4.10 Data loss attack test

Also known as cropping attack, We perform different degrees of data loss tests of the decrypted images [21]. Figures (see Figs. 2526 and 27) bellow show that even though the encrypted image has lost half of the main information, original image can be recovered. Therefore, our algorithm resist data loss attack in different degrees.

Fig. 25
figure 25

One eighth data loss attack test a original b encrypted c decrypted

Fig. 26
figure 26

Quarter data loss attack test a original b encrypted c decrypted

Fig. 27
figure 27

Half data loss attack test a original b encrypted c decrypted

5 Conclusion

This paper proposes a new image encryption algorithm ensuring efficient data scramble stages by using a new 3-D discrete chaotic system.
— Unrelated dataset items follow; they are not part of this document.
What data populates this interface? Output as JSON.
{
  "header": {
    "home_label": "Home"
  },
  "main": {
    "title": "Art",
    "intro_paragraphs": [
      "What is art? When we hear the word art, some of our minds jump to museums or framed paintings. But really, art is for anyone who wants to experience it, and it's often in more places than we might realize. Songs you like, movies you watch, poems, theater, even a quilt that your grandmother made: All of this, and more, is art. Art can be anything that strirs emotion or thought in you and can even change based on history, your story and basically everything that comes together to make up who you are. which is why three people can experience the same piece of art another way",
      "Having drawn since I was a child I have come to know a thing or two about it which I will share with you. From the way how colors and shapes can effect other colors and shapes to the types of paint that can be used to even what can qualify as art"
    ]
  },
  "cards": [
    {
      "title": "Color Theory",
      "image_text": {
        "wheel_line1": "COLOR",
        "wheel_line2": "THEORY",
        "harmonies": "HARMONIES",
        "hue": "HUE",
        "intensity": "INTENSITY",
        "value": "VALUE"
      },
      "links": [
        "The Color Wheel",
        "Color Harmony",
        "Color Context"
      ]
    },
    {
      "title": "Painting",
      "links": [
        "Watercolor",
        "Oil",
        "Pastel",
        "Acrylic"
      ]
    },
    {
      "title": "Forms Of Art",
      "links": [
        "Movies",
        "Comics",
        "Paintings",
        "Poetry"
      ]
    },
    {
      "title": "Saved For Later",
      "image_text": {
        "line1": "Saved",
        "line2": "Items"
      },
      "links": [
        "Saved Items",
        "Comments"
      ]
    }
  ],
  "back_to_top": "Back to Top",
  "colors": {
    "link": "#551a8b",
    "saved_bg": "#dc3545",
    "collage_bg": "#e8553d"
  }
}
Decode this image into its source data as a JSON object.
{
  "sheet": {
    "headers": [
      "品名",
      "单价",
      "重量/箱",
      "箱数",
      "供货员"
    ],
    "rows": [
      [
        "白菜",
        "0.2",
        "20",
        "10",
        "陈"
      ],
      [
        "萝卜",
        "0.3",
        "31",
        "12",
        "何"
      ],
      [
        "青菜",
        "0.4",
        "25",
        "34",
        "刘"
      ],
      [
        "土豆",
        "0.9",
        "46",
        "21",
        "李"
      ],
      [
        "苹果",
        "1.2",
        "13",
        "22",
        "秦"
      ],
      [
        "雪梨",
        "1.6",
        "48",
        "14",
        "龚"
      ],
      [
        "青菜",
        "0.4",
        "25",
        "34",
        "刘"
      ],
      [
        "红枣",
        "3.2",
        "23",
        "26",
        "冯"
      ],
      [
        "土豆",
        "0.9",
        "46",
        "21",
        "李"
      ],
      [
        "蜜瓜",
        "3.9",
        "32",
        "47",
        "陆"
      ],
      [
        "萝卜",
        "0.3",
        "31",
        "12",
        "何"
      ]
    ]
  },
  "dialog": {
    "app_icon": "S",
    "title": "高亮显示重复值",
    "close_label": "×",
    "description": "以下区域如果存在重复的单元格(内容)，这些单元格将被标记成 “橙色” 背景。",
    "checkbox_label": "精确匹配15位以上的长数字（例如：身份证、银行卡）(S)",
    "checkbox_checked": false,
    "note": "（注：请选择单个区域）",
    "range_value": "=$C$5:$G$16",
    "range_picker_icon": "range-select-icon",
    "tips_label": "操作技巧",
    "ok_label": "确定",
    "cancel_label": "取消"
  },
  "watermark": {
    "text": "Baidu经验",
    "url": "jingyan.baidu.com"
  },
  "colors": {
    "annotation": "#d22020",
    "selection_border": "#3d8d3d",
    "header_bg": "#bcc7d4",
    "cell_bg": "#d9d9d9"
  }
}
The proposed 3-D discrete chaotic system has been analyzed by investigating main properties such as bifurcation diagrams, stability analysis, trajectory and the unpredictability. Comparison results have showed that the proposed 3-D map offers higher performances in terms of chaotic range and robustness compared to some existing maps proving its suitability for encryption purpose. To show the application of the proposed 3-D map, we introduced a novel 3-stages algorithm for encrypting images based on the well known confusion and diffusion processes. The proposed algorithm differs from the previous methods, in the number of stages, the novel architecture, the way of running the confusion-diffusion processes, and considering the use of only one 3-D map. Achieved results in terms of correlation, entropy information, NPCR and UACI show that the obtained encrypted image is much closer to a random image which proves the suitability of the proposed methodology for image encryption application. Moreover, the security analysis attested that the proposed chaos-based algorithm achieves a good results in terms of resistance to different attacks while preserving the traditional structure confusion-diffusion encryption scheme. As future work, the integration of the proposed algorithm in digital FPGA technology for real time image encryption and distributed applications will be investigated.